When Fei and Han vanished last year, Peel police embarked on an extensive search unaware the pair were being held in the basement of a detached home at 163 Edward Jeffreys in Markham. Wu leased it under the name Hao Li.
Reports after their disappearance suggested Fei was the target and Han was simply in the wrong place.
But according to the facts read into court — and acknowledged under oath by Malik and Troutanov — Han also became a target while handling the sale of the Mississauga mansion.
The night before the kidnapping, Wu had dinner with Han.
The following day, Fei and Han, both in their 40s, met Wu at the Featherston address, near Mississauga Rd. and Dundas St. W. Fei made tea, unaware of the rented red van lurking outside. Inside, five masked men, including Malik and Troutanov, lay hidden beneath stolen hotel bed sheets.
Within a few minutes, the garage door opened, and the men rushed into the house armed with a bb handgun, extendable baton and hammer. They tackled Han. Fei was beaten and struck in the back with a hammer.
The kidnappers blindfolded the pair, covered their mouths with duct tape, and binded their hands with zip ties. They were dragged into the van and driven to the Markham house.
There, Fei and Han were taken to an unfinished basement with cardboard-covered windows, while Wu and van driver went out to get chains, locks and pizza, Crown attorney David Maylor told court.
For the next seven days, the two men stayed chained and blindfolded while Wu demanded a total of $2.5 million in ransom money from the families of both men in China and Canada.
The kidnappers took turns watching the prisoners, whom Wu had tied to reclining lawn chairs.
“Mr. Malik found the basement eerie at all times and more so when he was in the basement alone with the victims,” Maylor said.

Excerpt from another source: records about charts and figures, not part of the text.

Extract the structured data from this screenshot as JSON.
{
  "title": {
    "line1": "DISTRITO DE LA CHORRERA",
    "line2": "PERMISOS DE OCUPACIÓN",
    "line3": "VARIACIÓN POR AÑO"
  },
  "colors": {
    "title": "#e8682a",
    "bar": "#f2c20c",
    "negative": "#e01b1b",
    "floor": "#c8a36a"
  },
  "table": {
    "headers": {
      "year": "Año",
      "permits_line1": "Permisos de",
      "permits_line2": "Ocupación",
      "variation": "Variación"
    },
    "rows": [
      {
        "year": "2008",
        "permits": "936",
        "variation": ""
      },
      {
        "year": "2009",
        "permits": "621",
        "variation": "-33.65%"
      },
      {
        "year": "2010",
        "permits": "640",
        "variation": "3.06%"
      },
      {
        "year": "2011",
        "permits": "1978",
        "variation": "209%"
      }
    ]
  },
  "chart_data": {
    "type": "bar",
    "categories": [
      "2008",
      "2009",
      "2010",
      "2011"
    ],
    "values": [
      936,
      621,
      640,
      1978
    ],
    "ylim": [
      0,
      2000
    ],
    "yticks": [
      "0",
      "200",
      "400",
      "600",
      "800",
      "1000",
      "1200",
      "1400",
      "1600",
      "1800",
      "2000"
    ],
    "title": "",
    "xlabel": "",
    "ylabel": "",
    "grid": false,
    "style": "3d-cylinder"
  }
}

They were given water and food, cooked by one of the kidnappers. Fei fared the worse. He was beaten several times and had to crawl, blindfolded, up the wooden basement stairs to use the washoom. Han got an escort.
Every time Han saw Wu, he asked if his life would be spared if ransom was paid.

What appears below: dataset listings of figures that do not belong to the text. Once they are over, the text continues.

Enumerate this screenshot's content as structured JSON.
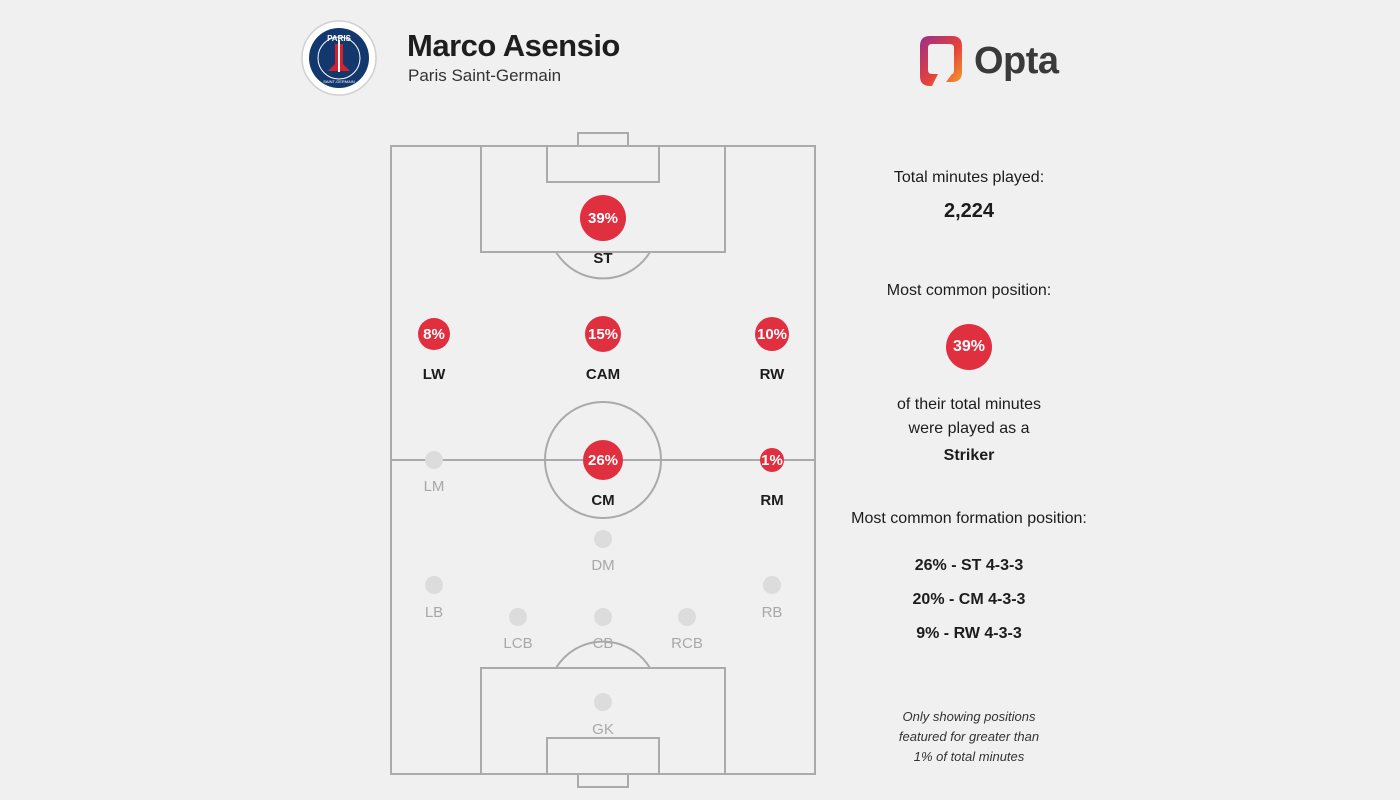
{
  "header": {
    "player_name": "Marco Asensio",
    "team_name": "Paris Saint-Germain",
    "brand": "Opta",
    "crest_text_top": "PARIS",
    "crest_text_bottom": "SAINT-GERMAIN"
  },
  "colors": {
    "accent": "#e03040",
    "pitch_line": "#aaaaaa",
    "inactive_dot": "#dcdcdc",
    "inactive_label": "#a8a8a8",
    "crest_blue": "#13386e",
    "crest_red": "#d8202c",
    "opta_gradient": [
      "#9b2e8b",
      "#e5413b",
      "#f4a12b"
    ]
  },
  "positions": [
    {
      "code": "ST",
      "value": 39,
      "active": true
    },
    {
      "code": "LW",
      "value": 8,
      "active": true
    },
    {
      "code": "CAM",
      "value": 15,
      "active": true
    },
    {
      "code": "RW",
      "value": 10,
      "active": true
    },
    {
      "code": "LM",
      "value": null,
      "active": false
    },
    {
      "code": "CM",
      "value": 26,
      "active": true
    },
    {
      "code": "RM",
      "value": 1,
      "active": true
    },
    {
      "code": "DM",
      "value": null,
      "active": false
    },
    {
      "code": "LB",
      "value": null,
      "active": false
    },
    {
      "code": "RB",
      "value": null,
      "active": false
    },
    {
      "code": "LCB",
      "value": null,
      "active": false
    },
    {
      "code": "CB",
      "value": null,
      "active": false
    },
    {
      "code": "RCB",
      "value": null,
      "active": false
    },
    {
      "code": "GK",
      "value": null,
      "active": false
    }
  ],
  "stats": {
    "total_minutes_label": "Total minutes played:",
    "total_minutes_value": "2,224",
    "common_position_label": "Most common position:",
    "common_position_pct": "39%",
    "common_position_desc_1": "of their total minutes",
    "common_position_desc_2": "were played as a",
    "common_position_name": "Striker",
    "formation_label": "Most common formation position:",
    "formations": [
      "26% - ST 4-3-3",
      "20% - CM 4-3-3",
      "9% - RW 4-3-3"
    ]
  },
  "footnote": [
    "Only showing positions",
    "featured for greater than",
    "1% of total minutes"
  ]
}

The kidnappers celebrated when they learned approximately $330,000 had been wired to a bank account in China.
Around lunchtime on Jan. 26, Han asked to use the washroom. Still chained by both hands and feet, it took Malik seven minutes to guide him upstairs. Once there, he made noises and appeared to be suffering cramps, court was told. He was permitted to lie down.
Malik pulled Han up to allow him to sip some water but Han’s muscles tensed up and he stopped moving. Malik tried to perform CPR.
One of the captors asked if they should call 911.
“Are you crazy,” another responded.
Wu arrived 45 minutes later and performed CPR on Han without success, Maylor said.
When Wu told Fei what happened, he asked him to be his witness and confirm he was not present when Han died.
“Mr. Fei, thinking he might be killed as well, responded that he could not be a witness if he was dead,” the prosecutor said.
Wu agreed to release Fei after he promised to come up with more money.
Later on Jan. 26, Fei was dumped in the parking lot outside the Keg at 1977 Leslie Street where he was found crawling toward the restaurant. He was treated in hospital for severe bruising and required stitches to his torso.
Back in Markham, the kidnappers dug a large hole in the cement floor of the basement and placed two garbage bags containing Han’s remains, which weren’t located, exhumed and identified until July 11, 2011.
A forensic pathologist, Dr. Michael Pollanen, concluded “ . . . the circumstances surrounding Mr. Han’s death point to detention-related stress as a contributing factor in his death.”
Fei, it turns out, was not as wealthy as Wu figured.
Chinese authorities have issued a warrant for his arrest in his home country, Maylor told court. He didn’t elaborate, except to say Fei had a business that ran into problems and collapsed in 2008.